L'attendre avec un thermos de thé, le parc désert et le réconfort du sommeil.
Je pense à B. en lisant des choses qu'il aimerait, en écrivant des choses que je déteste. C'est tout un paysage intime et émouvant, après les saisons balayées. Poésies bien qu'à lui, bras plein de coussins et parfum d'un thé au pognon. Je lis un gros roman en me brossant les dents et n'arrive pas à me réchauffer. Slowthai dans mes trajets, j'esquive des gens à la délicatesse de bœufs errants, et ça parle fort et colle et crie et touche et fait descendre du trottoir. J'ai pleuré du monde, changerai mes week-ends pour ne pas me noyer dans les bruits des dernières semaines avant les fêtes.

Faire rire, ciel insensé et chiens dans la rue.
J'ai tout effacé ici. Avant. Comme ça. Coup de pied dans le sable. Plus de dates, pas d'archives, aucun commentaire. Une brasse longue et silencieuse, qui délie. Je ne sais pas si c'est un virage, mais j'aime que le mot sonne avec rivage et courage.
Mes cheveux repoussent. Je les arrange à peine car, mes mains si froides et mes doigts bleus qui effleurent ma nuque, ça ne vaut pas le coup.
Je me souviens d'un soir où en arrivant au pub après le travail, W. avait pris mes mains entre les siennes pour les réchauffer, c'était doux, personne n'avait jamais fait ça pour moi. Personne ne l'a plus jamais fait, et ça me manque un peu. C'est comme m'endormir dans un canapé, me réveiller couverte et mon livre bien posé. Il y a la mémoire du corps. Les tendresses qui ne se disent pas mais se vivent fort, jusqu'aux bouts des doigts qui dansent entre deux paumes.

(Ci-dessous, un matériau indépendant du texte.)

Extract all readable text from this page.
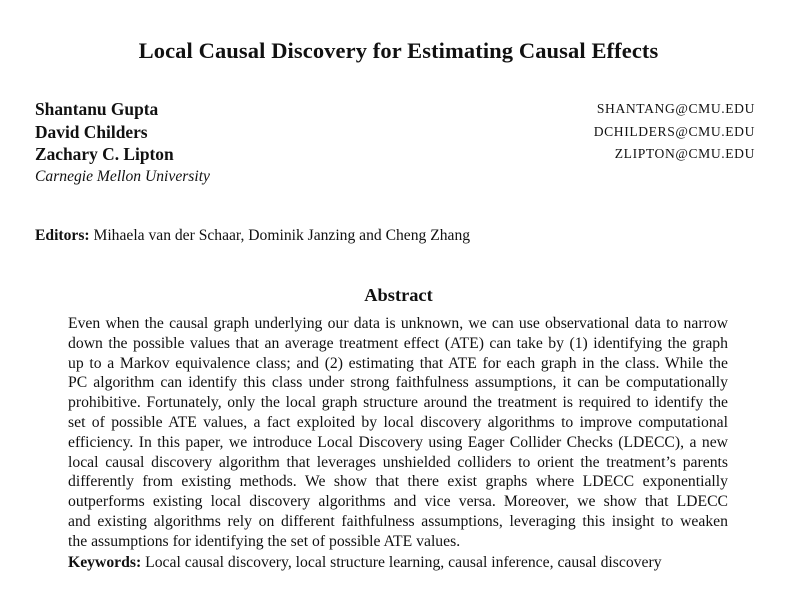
Local Causal Discovery for Estimating Causal Effects
Shantanu Gupta	SHANTANG@CMU.EDU
David Childers	DCHILDERS@CMU.EDU
Zachary C. Lipton	ZLIPTON@CMU.EDU
Carnegie Mellon University
Editors: Mihaela van der Schaar, Dominik Janzing and Cheng Zhang
Abstract
Even when the causal graph underlying our data is unknown, we can use observational data to narrow
down the possible values that an average treatment effect (ATE) can take by (1) identifying the graph
up to a Markov equivalence class; and (2) estimating that ATE for each graph in the class. While the
PC algorithm can identify this class under strong faithfulness assumptions, it can be computationally
prohibitive. Fortunately, only the local graph structure around the treatment is required to identify the
set of possible ATE values, a fact exploited by local discovery algorithms to improve computational
efficiency. In this paper, we introduce Local Discovery using Eager Collider Checks (LDECC), a new
local causal discovery algorithm that leverages unshielded colliders to orient the treatment’s parents
differently from existing methods. We show that there exist graphs where LDECC exponentially
outperforms existing local discovery algorithms and vice versa. Moreover, we show that LDECC
and existing algorithms rely on different faithfulness assumptions, leveraging this insight to weaken
the assumptions for identifying the set of possible ATE values.
Keywords: Local causal discovery, local structure learning, causal inference, causal discovery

Jour de repos, froid du matin et chat drôle.
Je mange de la soupe midi et soir, me rattrape, me fais de la douceur sur des petites îles. Une heure de puzzle, dix minutes de dessin, une sieste. Je n'ai pas dit, bientôt mon anniversaire, vis comme ça dans l'hiver qui s'effleure. 
J'aimerais qu'on ne parle pas, qu'on s'enlace et délasse juste, dans un corps à cœur cousu de laine. Je crois que j'aimerais tout résumer et dessiner en une étreinte, et ce serait merveilleux, entendre je t'aime sans une seule lettre, lèvres chaudes sur l'oreille. Un baiser y tomberait et ferait pousser un bouquet de forget-me-not. Je sais me retenir sur les rochers mais j'aimerais sur mon front un peu froissé le panse-temps d'un bisou magique.

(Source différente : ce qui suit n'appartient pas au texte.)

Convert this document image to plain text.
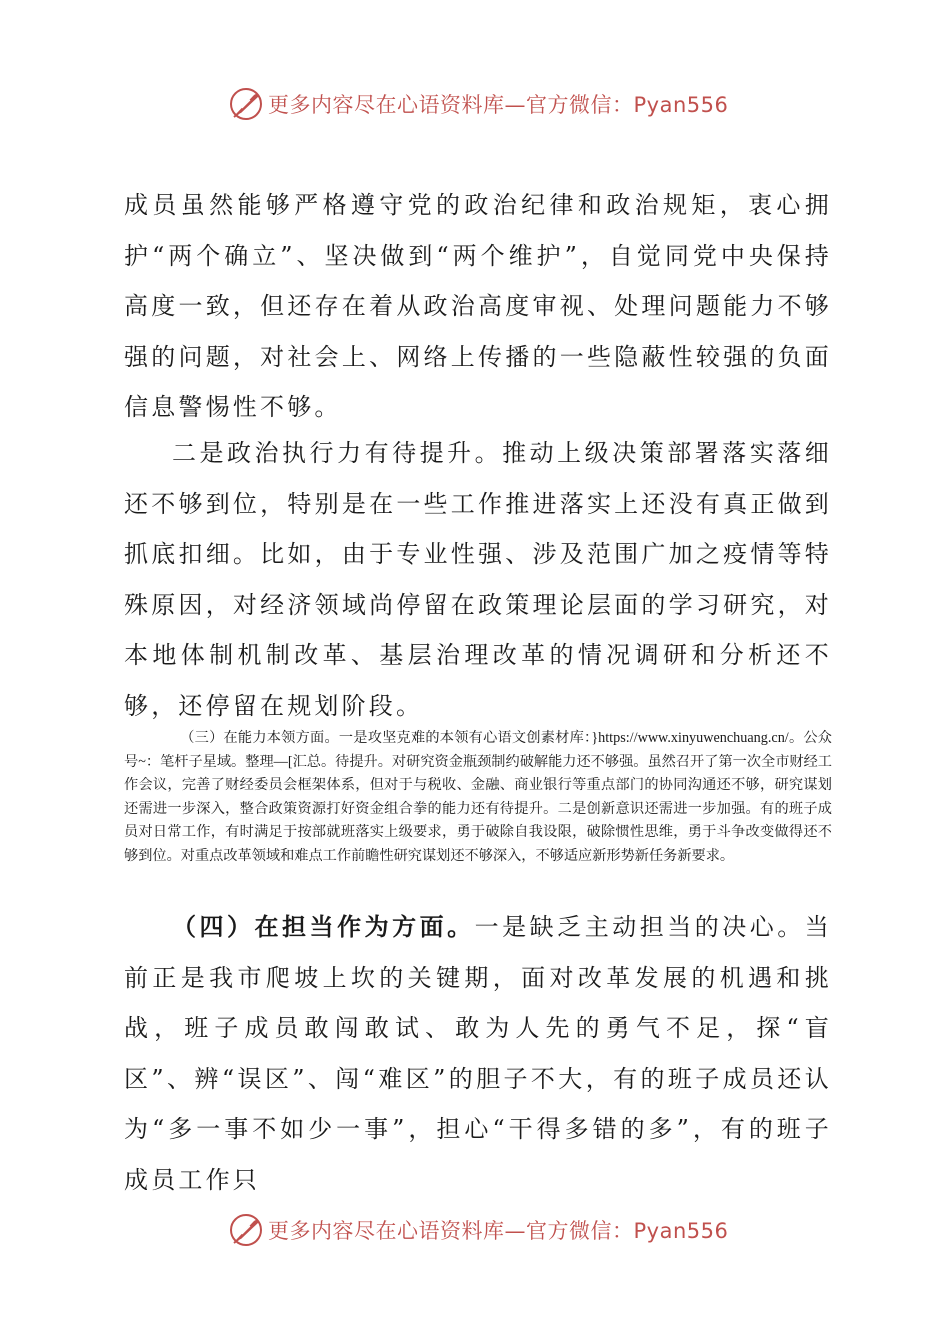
更多内容尽在心语资料库—官方微信：Pyan556

成员虽然能够严格遵守党的政治纪律和政治规矩，衷心拥护“两个确立”、坚决做到“两个维护”，自觉同党中央保持高度一致，但还存在着从政治高度审视、处理问题能力不够强的问题，对社会上、网络上传播的一些隐蔽性较强的负面信息警惕性不够。

二是政治执行力有待提升。推动上级决策部署落实落细还不够到位，特别是在一些工作推进落实上还没有真正做到抓底扣细。比如，由于专业性强、涉及范围广加之疫情等特殊原因，对经济领域尚停留在政策理论层面的学习研究，对本地体制机制改革、基层治理改革的情况调研和分析还不够，还停留在规划阶段。

（三）在能力本领方面。一是攻坚克难的本领有心语文创素材库：}https://www.xinyuwenchuang.cn/。公众号~：笔杆子星域。整理—[汇总。待提升。对研究资金瓶颈制约破解能力还不够强。虽然召开了第一次全市财经工作会议，完善了财经委员会框架体系，但对于与税收、金融、商业银行等重点部门的协同沟通还不够，研究谋划还需进一步深入，整合政策资源打好资金组合拳的能力还有待提升。二是创新意识还需进一步加强。有的班子成员对日常工作，有时满足于按部就班落实上级要求，勇于破除自我设限，破除惯性思维，勇于斗争改变做得还不够到位。对重点改革领域和难点工作前瞻性研究谋划还不够深入，不够适应新形势新任务新要求。

（四）在担当作为方面。一是缺乏主动担当的决心。当前正是我市爬坡上坎的关键期，面对改革发展的机遇和挑战，班子成员敢闯敢试、敢为人先的勇气不足，探“盲区”、辨“误区”、闯“难区”的胆子不大，有的班子成员还认为“多一事不如少一事”，担心“干得多错的多”，有的班子成员工作只

更多内容尽在心语资料库—官方微信：Pyan556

Lire au parc avec du thé, ciel bleu et des pies qui font du petit bazar
J'ai ri en redécouvrant un dessin de mon amie A. Assise avec son fils, elle lui montre dans un livre la Terre :
"Tu vois, c'est là qu'on habite.
- Pfff, n'importe quoi, on habite à côté de l'église nous !"
J'ai emmené ce rire manger de la soupe dans mon midi mal fichu, chaque hémisphère de ma petite personne pas si petite connaissant une douleur. Poignet droit, cheville gauche, genou droit, vague migraine, dos tendu, rien de terrassant mais rien de bien marrant, si ce n'est que certains bobos s'expliquent par mes heures de puzzle sur le sol froid du petit salon. Alors le rire plonge le nez dans son bol de soupe, et regarde les bureaux pliables sur internet.

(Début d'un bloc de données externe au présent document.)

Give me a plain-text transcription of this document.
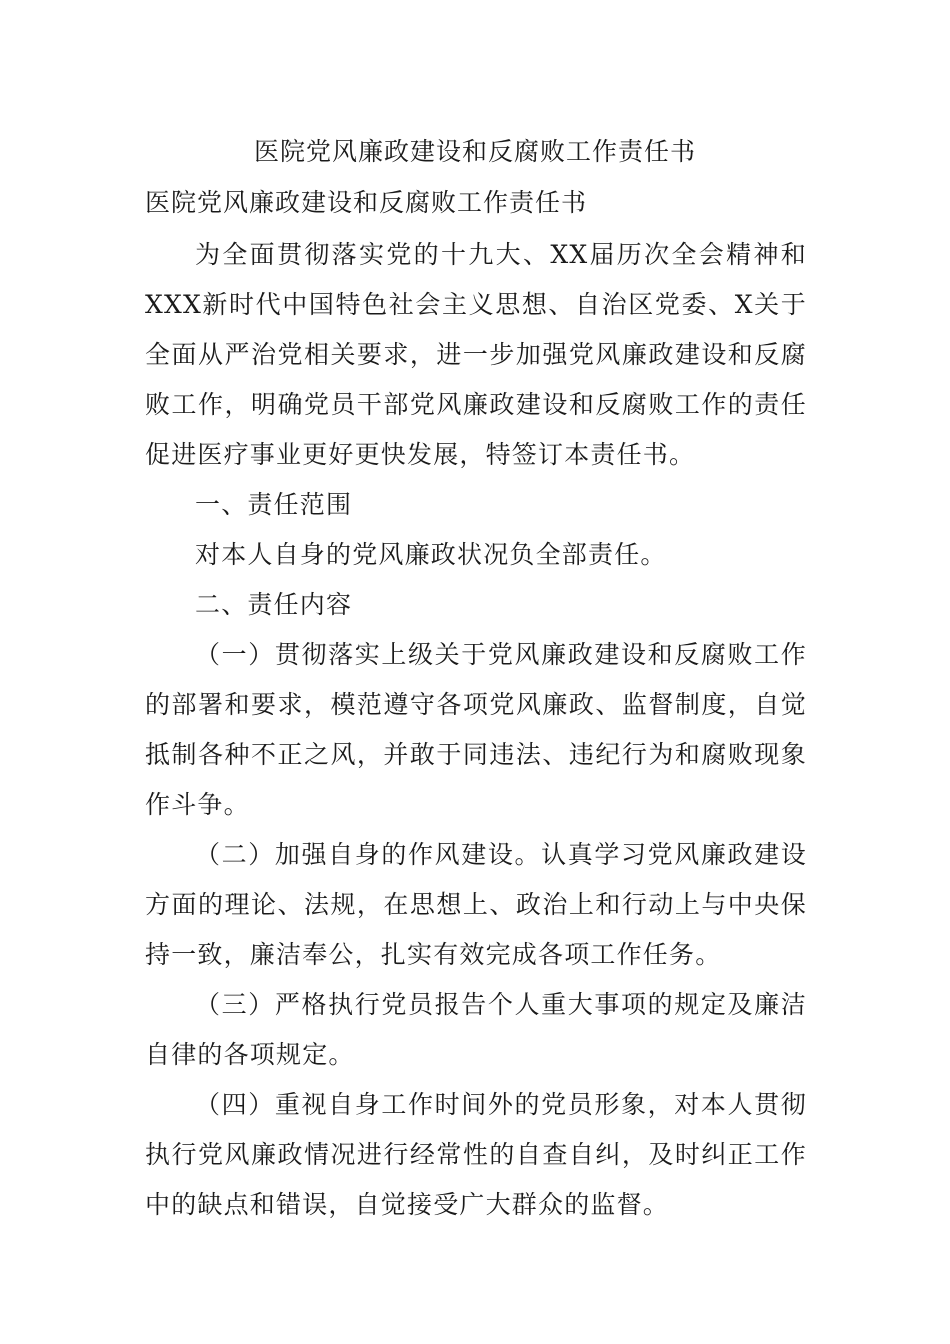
医院党风廉政建设和反腐败工作责任书

医院党风廉政建设和反腐败工作责任书

为全面贯彻落实党的十九大、XX届历次全会精神和XXX新时代中国特色社会主义思想、自治区党委、X关于全面从严治党相关要求，进一步加强党风廉政建设和反腐败工作，明确党员干部党风廉政建设和反腐败工作的责任促进医疗事业更好更快发展，特签订本责任书。

一、责任范围

对本人自身的党风廉政状况负全部责任。

二、责任内容

（一）贯彻落实上级关于党风廉政建设和反腐败工作的部署和要求，模范遵守各项党风廉政、监督制度，自觉抵制各种不正之风，并敢于同违法、违纪行为和腐败现象作斗争。

（二）加强自身的作风建设。认真学习党风廉政建设方面的理论、法规，在思想上、政治上和行动上与中央保持一致，廉洁奉公，扎实有效完成各项工作任务。

（三）严格执行党员报告个人重大事项的规定及廉洁自律的各项规定。

（四）重视自身工作时间外的党员形象，对本人贯彻执行党风廉政情况进行经常性的自查自纠，及时纠正工作中的缺点和错误，自觉接受广大群众的监督。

• Commencer un nouveau puzzle, découvrir un auteur et guetter la neige
2023, je piège des arbres et dîne chaque soir en pyjama : bienvenue à la maison de retraite des madeleines radicalisées.
J'ai fait un petit soir très petit doux, tasse de thé vite en rentrant du travail, pour ranimer mes fossettes. J'ai encore mangé de la soupe, encore fait du puzzle, encore joué avec le chat, encore aimé être seule et dentellée de petits trésors qu'à moi. L'année est trop difficile pour museler mes élans : je me love sous la nuit, fais silence et monde intime bien lointain.

• Mots qui font tout, chat mignon dans la rue et bricolages de Noël
J'ai fait un rêve avec : des CRS, le budget de l'État et les sous-sols de la DGSI. Ça m'a fait une petite nuit, puis une grosse journée. Mais j'avais de la place dedans pour boire plein de café et de thé, imaginer mes prochaines solitudes et faire des féeries sur les flocons. Mon amie C. m'a envoyé des petits puzzles, je les guette déjà. Je fais de l'ornithologie avec le chat, cherche une histoire dans les nuages.